Los daños a las plantas pueden tener diversos orígenes. Pueden ser ambientales, culturales, mecánicos o químicos. Las tormentas de arena en el desierto causan algunos de los estragos más graves en su jardín. Los métodos de protección de los jardines desérticos pueden ayudar a prevenir los daños que el viento seco, el sol abrasador y la arena abrasiva pueden causar en las hojas, raíces y troncos de las plantas más delicadas. Aprender a proteger las plantas de las tormentas del desierto puede minimizar los síntomas de la exposición a las tormentas y ayudar a mantener sus plantas sanas. Los daños causados por las tormentas de arena en el desierto Los desiertos no son el único lugar donde las plantas pueden quedar expuestas a tormentas de viento extremadamente áridas, pero la combinación de la arena y el tiempo ventoso raspa las hojas de las plantas y seca todo el tejido. Los síntomas que se observan son hojas quemadas, follaje desgarrado, plántulas arrancadas de raíz, hojas caídas o pencas de cactus y otras lesiones físicas. Una tormenta de polvo del desierto remueve la tierra seca y arenosa de la zona, dejando atrás plantas que parecen haber pasado por una licuadora. Gran parte del daño será superficial, pero el efecto de secado puede dañar gravemente y de forma adversa los tejidos de la planta. Además, a menudo llueve después de una gran tormenta y la humedad repentina ablanda el suelo y puede derribar árboles.
Tormentas de polvo y jardines
La protección de las plantas en zonas secas propensas a tormentas de viento y polvo comienza con la elección adecuada de las plantas. Elija plantas autóctonas que se hayan adaptado a las tormentas de polvo habituales en el desierto. Estas pueden soportar más fácilmente tales condiciones, ya que han tenido siglos para adaptarse y modificarse con el fin de prosperar en estas circunstancias tan difíciles. Utilice su casa u otras dependencias para proteger las plantas y los árboles más delicados. Observe las tendencias de exposición al viento en la zona y plante especies autóctonas resistentes en las regiones más afectadas del jardín.

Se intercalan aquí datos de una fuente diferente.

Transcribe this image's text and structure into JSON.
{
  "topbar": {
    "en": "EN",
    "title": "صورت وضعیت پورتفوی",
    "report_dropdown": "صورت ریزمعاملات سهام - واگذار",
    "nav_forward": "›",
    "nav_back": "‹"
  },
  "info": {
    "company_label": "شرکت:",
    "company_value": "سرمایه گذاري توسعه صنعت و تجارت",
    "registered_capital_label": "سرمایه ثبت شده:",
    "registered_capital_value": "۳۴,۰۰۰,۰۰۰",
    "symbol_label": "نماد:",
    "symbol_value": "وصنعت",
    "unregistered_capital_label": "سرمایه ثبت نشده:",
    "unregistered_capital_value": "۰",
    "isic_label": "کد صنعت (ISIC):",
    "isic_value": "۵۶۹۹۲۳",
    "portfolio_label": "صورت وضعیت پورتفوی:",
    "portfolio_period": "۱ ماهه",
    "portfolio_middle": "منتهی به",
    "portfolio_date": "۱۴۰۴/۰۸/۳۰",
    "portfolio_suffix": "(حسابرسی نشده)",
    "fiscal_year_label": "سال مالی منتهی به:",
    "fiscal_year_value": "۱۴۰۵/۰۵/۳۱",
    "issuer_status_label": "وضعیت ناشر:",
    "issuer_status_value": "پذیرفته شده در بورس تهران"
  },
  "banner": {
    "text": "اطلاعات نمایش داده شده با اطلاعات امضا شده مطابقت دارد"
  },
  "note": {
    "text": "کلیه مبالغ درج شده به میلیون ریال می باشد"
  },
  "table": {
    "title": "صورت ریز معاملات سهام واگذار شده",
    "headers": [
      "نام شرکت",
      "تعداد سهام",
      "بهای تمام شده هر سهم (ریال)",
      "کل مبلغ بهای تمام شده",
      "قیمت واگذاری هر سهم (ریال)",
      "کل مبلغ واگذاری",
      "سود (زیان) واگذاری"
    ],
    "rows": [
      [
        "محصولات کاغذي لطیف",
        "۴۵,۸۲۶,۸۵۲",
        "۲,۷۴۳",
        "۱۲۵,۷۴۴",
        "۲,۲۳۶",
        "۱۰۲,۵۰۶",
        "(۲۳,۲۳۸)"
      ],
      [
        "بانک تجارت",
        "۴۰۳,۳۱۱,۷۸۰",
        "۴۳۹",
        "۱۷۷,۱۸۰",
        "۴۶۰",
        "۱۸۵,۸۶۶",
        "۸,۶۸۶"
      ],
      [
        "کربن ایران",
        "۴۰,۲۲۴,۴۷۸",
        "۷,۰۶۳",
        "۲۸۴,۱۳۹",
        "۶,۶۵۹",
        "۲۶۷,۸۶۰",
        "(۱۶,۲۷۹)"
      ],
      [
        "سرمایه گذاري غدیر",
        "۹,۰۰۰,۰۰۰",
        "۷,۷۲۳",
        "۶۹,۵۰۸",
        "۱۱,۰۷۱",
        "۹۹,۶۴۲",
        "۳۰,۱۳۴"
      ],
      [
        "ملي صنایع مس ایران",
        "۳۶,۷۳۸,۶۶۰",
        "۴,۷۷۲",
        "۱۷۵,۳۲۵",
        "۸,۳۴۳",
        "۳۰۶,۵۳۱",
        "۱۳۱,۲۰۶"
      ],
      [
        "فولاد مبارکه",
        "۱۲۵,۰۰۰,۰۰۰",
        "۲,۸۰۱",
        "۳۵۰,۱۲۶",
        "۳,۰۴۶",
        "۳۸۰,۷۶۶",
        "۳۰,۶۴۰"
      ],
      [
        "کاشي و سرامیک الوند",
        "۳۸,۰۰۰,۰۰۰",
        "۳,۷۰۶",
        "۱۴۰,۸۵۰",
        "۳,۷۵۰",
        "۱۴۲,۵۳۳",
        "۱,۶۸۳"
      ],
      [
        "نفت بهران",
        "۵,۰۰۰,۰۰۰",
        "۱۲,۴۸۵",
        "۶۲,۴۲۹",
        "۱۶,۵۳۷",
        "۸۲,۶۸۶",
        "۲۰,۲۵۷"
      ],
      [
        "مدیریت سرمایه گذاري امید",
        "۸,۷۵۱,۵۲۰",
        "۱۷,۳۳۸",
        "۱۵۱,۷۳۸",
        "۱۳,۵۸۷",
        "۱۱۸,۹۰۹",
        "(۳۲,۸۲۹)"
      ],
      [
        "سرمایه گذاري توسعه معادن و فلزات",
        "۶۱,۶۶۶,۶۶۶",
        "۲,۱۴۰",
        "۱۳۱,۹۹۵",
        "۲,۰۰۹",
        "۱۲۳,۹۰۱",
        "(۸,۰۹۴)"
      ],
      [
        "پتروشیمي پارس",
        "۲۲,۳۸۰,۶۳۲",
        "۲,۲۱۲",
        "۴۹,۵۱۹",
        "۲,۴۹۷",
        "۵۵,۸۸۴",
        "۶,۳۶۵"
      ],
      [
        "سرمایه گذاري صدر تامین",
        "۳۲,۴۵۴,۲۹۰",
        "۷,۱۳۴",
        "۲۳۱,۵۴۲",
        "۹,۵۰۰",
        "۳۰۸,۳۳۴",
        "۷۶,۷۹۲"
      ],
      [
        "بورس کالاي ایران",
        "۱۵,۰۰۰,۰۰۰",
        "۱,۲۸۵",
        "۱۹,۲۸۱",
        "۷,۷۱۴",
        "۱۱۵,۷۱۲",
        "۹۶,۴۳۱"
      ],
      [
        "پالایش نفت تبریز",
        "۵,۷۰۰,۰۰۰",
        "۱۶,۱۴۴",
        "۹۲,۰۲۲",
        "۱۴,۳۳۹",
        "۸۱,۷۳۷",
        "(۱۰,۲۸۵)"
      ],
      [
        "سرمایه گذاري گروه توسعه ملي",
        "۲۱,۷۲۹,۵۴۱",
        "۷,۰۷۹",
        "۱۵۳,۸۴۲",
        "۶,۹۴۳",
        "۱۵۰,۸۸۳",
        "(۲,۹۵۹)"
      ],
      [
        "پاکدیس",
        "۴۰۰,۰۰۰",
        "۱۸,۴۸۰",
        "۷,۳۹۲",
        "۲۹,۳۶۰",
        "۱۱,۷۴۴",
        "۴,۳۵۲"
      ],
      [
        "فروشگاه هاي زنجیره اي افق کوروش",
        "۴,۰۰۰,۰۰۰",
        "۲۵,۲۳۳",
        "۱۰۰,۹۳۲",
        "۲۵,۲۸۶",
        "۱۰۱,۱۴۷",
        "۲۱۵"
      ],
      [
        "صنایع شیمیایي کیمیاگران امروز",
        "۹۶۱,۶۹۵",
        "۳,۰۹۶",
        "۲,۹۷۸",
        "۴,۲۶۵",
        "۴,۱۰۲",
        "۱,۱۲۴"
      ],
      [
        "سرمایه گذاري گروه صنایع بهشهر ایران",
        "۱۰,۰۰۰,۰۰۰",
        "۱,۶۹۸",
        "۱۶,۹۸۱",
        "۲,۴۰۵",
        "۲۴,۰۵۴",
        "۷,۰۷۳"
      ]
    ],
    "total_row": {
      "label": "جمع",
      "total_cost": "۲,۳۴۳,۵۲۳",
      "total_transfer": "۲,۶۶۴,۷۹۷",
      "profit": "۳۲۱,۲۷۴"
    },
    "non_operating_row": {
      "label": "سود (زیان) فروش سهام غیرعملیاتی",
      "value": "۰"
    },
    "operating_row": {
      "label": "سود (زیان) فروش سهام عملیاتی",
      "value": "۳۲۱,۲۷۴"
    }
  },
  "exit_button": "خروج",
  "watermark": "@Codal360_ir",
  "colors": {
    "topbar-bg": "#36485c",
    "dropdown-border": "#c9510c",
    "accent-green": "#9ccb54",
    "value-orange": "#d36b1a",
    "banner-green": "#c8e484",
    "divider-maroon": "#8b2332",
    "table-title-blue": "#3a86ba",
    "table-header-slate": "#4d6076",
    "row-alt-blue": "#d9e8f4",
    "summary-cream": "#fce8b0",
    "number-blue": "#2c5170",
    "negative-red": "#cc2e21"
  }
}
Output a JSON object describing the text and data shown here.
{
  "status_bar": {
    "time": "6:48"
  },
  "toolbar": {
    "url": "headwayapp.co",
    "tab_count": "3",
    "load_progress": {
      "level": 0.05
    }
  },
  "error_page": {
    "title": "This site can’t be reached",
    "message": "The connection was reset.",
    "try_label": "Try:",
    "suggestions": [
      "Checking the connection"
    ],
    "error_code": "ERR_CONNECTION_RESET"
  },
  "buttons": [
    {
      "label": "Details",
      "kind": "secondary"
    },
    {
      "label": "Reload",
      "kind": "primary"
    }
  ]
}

Cómo proteger las plantas de las tormentas del desierto
Los vientos secos causan gran parte del daño a las plantas, que puede ser persistente si la planta no recibe agua de forma natural. Lo mejor es regar abundantemente las plantas después de una tormenta para restaurar la humedad del suelo y permitir que la planta recupere sus niveles de humedad en las raíces y el sistema vascular. El mantillo es una forma eficaz de ayudar a prevenir la pérdida severa de humedad en el suelo. El mantillo de piedra ayuda a reducir el daño de las partículas en la zona de las raíces, pero no permite la penetración del agua tan bien como el mantillo de corteza. Las tormentas de arena en el desierto a menudo no encuentran resistencia en los árboles grandes y los edificios, lo que permite que el viento dañino arrasa con las especies sensibles, arranca la capa superior del suelo y seca la tierra. Los cortavientos naturales son una protección eficaz para los jardines del desierto, al tiempo que aportan belleza al paisaje y sirven de barrera personal para su propiedad.
Plantación eficaz para tormentas de polvo y jardines
Instale siempre las plantas nuevas unas cuantas temporadas antes de la temporada de tormentas del desierto, para que tengan tiempo de arraigar y afianzarse. Riegue las plantas tiernas con regularidad para que tengan un manantial que les proteja del daño causado por la sequedad provocada por el viento. Instale las plantas sensibles en macetas con ruedas para poder trasladarlas a un lugar protegido cuando amenacen las tormentas. Utilice estacas, ataduras para plantas y jaulas para ayudar a sostener las especies más débiles. No siempre es posible salvar una planta mutilada o dañada, así que elija con cuidado en su paisaje desértico. Elija plantas por su robustez y resistencia en su zona.